Congress is about to pass a law with a provision that would deny or impede a U.S. citizen’s passport if the person owes more than $50,000 in “seriously delinquent tax debt.”
The provision is part of a bill that will give funding for highways and transit. It would only apply to people who the IRS has filed a lien or levy against and who have not yet worked out a repayment plan to pay the debt off. Exceptions may be allowed for people who are arguing their case or who need emergency travel or are traveling for humanitarian purposes. The bill will go into effect the first day of next year if it passes.
There is little relationship.between owing taxes and passports, but the measure is estimated to raise nearly $400 million over the coming 10 years. That much money would allow lawmakers to help pay for highways without raising the federal gas tax.
“This is going to have an extraordinary impact [in terms of getting people to pay up],” said Dennis Brager, a tax attorney. He says the measure goes too far because for one, it’s not very hard to owe $50,000 since penalties and interest can add up fast. Also, people who get a big tax bill tend to get stressed and then delay taking care of it. But since the IRS typically issues a levy or lien six months after sending the initial bill, citizens may lose their passport for a time while they set up a repayment plan.
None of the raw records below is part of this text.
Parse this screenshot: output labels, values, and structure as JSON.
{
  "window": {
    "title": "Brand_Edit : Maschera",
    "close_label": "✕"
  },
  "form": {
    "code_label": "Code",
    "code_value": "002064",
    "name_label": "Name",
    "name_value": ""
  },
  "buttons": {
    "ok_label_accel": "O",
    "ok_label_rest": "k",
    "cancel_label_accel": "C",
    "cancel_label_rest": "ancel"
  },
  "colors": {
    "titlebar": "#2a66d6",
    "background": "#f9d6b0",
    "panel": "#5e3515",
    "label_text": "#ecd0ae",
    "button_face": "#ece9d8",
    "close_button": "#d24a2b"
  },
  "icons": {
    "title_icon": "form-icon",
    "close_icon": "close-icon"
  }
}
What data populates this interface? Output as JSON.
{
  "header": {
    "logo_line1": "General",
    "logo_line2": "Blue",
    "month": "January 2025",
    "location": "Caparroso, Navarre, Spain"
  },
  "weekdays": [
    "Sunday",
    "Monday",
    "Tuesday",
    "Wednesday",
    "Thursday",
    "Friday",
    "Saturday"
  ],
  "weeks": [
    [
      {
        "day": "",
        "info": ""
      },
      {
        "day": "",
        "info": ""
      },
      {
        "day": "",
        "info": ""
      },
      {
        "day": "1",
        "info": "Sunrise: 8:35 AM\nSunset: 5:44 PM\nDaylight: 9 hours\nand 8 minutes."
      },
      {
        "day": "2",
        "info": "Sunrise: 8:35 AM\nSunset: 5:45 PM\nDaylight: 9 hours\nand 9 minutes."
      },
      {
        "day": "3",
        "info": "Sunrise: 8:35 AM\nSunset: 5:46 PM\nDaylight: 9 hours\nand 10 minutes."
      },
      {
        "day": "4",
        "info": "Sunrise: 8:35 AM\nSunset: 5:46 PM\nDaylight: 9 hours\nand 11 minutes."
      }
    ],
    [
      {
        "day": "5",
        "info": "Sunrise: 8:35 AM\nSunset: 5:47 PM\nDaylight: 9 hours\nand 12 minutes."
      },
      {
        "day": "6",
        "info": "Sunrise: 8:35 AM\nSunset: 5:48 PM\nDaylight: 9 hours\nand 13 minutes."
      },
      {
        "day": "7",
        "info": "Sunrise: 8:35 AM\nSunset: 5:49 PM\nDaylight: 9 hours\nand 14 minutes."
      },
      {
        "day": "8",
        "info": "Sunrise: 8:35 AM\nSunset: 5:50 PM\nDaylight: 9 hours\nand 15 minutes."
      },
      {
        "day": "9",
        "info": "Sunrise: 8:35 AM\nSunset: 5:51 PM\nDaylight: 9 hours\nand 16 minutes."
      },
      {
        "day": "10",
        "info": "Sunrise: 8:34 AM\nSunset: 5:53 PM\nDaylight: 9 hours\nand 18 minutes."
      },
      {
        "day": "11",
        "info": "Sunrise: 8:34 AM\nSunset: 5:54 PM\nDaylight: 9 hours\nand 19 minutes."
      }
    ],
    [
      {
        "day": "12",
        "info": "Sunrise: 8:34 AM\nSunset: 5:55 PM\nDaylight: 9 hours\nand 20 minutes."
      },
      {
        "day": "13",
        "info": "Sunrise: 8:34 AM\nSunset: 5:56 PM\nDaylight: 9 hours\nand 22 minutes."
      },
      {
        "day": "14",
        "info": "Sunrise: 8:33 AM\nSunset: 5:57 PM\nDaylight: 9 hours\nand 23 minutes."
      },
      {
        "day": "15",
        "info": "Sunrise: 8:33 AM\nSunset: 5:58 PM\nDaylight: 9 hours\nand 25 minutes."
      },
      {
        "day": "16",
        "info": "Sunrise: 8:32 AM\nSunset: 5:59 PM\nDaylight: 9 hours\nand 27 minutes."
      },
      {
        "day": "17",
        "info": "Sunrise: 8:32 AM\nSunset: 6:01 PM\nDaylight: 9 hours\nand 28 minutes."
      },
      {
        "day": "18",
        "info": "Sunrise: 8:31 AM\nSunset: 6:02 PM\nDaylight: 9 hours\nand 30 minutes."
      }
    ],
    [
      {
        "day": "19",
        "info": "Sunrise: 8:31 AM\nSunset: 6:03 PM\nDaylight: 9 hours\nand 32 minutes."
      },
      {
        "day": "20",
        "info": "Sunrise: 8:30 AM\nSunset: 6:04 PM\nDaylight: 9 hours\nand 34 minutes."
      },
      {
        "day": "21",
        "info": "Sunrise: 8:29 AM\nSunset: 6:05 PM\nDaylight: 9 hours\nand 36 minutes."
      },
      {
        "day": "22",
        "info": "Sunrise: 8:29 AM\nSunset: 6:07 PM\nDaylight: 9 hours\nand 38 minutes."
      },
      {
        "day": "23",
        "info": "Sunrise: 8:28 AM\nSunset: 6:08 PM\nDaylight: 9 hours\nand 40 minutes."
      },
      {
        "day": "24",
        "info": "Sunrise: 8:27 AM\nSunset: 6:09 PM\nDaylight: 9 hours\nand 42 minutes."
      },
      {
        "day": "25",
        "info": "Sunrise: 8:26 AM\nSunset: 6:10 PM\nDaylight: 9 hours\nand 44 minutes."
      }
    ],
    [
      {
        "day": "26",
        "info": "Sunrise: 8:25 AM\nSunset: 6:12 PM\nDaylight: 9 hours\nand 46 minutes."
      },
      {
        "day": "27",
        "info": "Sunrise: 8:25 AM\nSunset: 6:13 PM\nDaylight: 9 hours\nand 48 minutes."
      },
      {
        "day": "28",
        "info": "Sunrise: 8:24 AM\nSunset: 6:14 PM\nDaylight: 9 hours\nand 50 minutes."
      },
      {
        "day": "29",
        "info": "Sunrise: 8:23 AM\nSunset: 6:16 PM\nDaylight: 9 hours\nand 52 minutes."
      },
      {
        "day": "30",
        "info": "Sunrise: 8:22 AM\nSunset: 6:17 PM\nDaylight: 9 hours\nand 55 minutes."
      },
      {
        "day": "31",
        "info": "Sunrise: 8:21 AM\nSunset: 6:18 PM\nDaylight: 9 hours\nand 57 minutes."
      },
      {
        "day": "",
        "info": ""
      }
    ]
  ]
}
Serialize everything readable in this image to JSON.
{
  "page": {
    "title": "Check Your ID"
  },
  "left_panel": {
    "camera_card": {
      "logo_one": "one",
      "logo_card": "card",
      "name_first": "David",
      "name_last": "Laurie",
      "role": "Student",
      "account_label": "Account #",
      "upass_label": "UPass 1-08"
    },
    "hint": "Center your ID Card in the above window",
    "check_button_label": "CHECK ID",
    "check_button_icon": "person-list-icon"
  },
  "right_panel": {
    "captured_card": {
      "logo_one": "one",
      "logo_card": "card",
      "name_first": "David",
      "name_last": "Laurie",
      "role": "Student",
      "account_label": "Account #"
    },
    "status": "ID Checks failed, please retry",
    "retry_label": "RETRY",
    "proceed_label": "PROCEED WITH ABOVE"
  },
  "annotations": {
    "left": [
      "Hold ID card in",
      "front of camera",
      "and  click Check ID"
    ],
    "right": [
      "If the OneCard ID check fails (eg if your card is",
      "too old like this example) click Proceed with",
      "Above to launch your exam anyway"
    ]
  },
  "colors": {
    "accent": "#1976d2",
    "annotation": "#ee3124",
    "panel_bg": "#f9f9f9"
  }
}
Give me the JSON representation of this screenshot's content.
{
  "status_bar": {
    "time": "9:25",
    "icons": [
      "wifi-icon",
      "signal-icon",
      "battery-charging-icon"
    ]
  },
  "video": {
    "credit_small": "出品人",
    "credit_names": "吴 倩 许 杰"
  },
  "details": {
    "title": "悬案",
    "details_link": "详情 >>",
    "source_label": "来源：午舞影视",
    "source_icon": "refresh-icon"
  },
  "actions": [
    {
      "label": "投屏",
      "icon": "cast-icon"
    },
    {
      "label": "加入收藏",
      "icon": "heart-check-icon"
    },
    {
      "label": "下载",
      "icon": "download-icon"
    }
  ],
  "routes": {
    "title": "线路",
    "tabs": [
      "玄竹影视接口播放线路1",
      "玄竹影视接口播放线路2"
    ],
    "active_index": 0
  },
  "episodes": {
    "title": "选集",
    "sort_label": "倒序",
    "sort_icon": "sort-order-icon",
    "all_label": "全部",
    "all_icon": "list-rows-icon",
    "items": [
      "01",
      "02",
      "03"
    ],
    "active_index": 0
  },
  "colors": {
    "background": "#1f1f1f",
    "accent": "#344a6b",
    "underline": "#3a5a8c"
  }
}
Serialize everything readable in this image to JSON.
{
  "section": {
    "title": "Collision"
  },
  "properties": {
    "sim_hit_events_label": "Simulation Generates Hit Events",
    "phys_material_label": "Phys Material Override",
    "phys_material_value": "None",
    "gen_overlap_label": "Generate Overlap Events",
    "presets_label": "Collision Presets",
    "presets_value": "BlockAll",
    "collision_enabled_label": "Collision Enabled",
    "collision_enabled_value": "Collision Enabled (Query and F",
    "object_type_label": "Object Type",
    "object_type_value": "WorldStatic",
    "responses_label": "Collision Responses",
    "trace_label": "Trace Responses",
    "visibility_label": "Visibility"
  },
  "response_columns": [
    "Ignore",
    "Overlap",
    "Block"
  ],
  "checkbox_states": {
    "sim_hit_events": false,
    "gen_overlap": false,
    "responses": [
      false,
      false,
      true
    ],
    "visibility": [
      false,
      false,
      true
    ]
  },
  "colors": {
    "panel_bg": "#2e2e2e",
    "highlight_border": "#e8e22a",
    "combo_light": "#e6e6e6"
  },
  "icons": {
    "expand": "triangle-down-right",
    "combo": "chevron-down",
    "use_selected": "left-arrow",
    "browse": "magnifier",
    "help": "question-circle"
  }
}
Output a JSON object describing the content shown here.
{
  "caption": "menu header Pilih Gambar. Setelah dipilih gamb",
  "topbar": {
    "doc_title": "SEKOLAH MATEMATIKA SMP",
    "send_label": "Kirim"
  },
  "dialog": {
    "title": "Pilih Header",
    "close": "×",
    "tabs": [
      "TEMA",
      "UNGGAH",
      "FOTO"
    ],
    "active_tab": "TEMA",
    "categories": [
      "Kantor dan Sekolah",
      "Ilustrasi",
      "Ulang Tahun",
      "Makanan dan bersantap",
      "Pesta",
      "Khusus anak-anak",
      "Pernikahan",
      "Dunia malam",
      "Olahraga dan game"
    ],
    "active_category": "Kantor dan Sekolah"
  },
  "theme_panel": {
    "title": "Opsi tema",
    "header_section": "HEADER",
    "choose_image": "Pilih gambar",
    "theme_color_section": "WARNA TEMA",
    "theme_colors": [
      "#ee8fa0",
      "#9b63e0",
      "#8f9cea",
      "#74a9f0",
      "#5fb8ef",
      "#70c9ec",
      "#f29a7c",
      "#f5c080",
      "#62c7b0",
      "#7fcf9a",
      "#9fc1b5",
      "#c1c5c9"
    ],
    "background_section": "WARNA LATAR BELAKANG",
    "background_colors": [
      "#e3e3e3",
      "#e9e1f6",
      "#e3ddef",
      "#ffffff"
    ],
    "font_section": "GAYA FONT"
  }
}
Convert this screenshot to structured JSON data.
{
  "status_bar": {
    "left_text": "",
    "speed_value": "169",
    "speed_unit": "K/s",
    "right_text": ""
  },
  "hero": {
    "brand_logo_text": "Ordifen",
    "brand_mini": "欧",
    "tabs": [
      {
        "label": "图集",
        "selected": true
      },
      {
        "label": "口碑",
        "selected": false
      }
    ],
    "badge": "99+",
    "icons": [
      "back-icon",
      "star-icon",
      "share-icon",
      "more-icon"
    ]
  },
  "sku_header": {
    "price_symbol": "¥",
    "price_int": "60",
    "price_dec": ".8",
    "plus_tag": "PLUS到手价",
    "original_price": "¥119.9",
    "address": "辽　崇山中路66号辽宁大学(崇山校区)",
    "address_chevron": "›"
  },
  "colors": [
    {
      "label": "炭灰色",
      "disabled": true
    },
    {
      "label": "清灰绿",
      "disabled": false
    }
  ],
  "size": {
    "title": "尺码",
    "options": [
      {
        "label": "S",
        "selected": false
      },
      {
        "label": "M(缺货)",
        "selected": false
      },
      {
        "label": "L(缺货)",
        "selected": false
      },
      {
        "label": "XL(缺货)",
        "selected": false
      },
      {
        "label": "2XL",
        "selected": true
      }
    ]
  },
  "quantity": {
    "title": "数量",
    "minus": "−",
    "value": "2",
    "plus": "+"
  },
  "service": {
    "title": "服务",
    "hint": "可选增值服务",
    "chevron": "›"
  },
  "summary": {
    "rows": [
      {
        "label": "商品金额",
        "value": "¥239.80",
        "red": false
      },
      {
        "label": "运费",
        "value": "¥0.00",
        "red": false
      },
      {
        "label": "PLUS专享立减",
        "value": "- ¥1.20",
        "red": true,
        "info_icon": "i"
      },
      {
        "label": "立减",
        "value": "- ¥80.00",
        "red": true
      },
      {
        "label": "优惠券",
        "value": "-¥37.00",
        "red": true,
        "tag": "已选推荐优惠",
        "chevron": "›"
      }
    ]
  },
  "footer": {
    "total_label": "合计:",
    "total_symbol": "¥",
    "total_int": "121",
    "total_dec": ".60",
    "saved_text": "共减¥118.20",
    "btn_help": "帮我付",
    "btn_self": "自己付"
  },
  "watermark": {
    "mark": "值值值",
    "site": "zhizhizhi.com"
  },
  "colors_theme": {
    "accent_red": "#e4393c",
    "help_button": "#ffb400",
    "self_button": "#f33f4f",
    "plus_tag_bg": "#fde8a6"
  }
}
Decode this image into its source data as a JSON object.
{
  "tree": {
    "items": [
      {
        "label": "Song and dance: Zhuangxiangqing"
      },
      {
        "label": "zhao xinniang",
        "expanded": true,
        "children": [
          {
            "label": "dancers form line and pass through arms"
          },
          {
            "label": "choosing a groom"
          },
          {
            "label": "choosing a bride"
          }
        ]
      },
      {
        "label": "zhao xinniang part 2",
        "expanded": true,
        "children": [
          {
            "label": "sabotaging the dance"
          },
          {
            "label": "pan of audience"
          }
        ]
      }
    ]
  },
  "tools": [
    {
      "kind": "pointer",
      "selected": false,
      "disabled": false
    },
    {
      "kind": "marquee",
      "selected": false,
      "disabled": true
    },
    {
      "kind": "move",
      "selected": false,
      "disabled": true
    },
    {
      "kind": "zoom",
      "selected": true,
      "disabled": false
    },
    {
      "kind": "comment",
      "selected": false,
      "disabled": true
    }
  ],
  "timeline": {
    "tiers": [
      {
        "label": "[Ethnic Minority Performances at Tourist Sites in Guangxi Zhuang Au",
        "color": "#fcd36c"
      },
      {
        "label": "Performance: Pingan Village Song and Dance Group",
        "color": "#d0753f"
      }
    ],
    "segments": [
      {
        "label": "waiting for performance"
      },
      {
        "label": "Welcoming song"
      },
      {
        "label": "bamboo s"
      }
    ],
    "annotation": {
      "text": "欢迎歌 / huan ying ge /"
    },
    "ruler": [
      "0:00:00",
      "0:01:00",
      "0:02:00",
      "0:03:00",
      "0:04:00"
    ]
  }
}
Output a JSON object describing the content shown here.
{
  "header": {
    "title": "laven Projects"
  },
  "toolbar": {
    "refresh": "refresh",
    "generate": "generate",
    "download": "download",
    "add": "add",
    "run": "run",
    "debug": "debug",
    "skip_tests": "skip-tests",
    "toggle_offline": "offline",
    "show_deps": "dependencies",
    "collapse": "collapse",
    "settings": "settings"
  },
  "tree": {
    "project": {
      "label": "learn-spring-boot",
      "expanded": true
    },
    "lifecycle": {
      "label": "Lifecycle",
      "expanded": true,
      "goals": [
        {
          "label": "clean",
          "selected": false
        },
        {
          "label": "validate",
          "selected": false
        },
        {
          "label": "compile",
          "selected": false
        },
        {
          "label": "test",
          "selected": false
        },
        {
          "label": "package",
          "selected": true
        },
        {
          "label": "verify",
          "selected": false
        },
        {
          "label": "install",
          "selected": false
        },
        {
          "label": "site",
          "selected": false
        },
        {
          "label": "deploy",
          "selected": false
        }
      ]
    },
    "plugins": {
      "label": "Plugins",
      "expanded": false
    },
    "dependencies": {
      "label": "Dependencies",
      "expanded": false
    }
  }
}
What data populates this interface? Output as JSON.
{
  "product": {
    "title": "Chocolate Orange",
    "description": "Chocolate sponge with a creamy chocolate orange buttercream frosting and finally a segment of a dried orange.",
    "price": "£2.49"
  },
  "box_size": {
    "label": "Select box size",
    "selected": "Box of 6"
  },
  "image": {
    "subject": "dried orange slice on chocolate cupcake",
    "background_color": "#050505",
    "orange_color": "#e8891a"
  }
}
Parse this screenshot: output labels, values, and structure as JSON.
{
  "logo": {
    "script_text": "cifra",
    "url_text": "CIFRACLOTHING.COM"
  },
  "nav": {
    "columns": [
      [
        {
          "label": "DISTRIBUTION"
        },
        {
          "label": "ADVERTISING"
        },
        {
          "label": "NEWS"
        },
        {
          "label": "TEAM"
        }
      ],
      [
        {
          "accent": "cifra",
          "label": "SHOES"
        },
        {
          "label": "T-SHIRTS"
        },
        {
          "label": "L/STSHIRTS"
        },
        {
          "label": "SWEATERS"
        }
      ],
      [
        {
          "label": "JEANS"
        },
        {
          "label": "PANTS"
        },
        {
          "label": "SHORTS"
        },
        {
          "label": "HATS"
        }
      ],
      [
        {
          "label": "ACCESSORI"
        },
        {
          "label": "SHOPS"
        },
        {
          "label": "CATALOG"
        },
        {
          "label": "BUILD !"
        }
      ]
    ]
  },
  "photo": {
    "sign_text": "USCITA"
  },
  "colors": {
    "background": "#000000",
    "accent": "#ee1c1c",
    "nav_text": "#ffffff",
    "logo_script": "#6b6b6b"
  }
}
Brager is also concerned with how long the State Department may take to decide when a person may be allowed to use the exception for emergencies.
The problems could be even more significant for Americans living abroad. Nigel Greene, who runs the deVere Group, one of the biggest financial advisory companies, said:
Their financial affairs are, typically, far more complex than their counterparts back home
Later, Greene added, “I would urge U.S. citizens abroad … to ensure that their financial affairs are in order and compliant by the New Year.”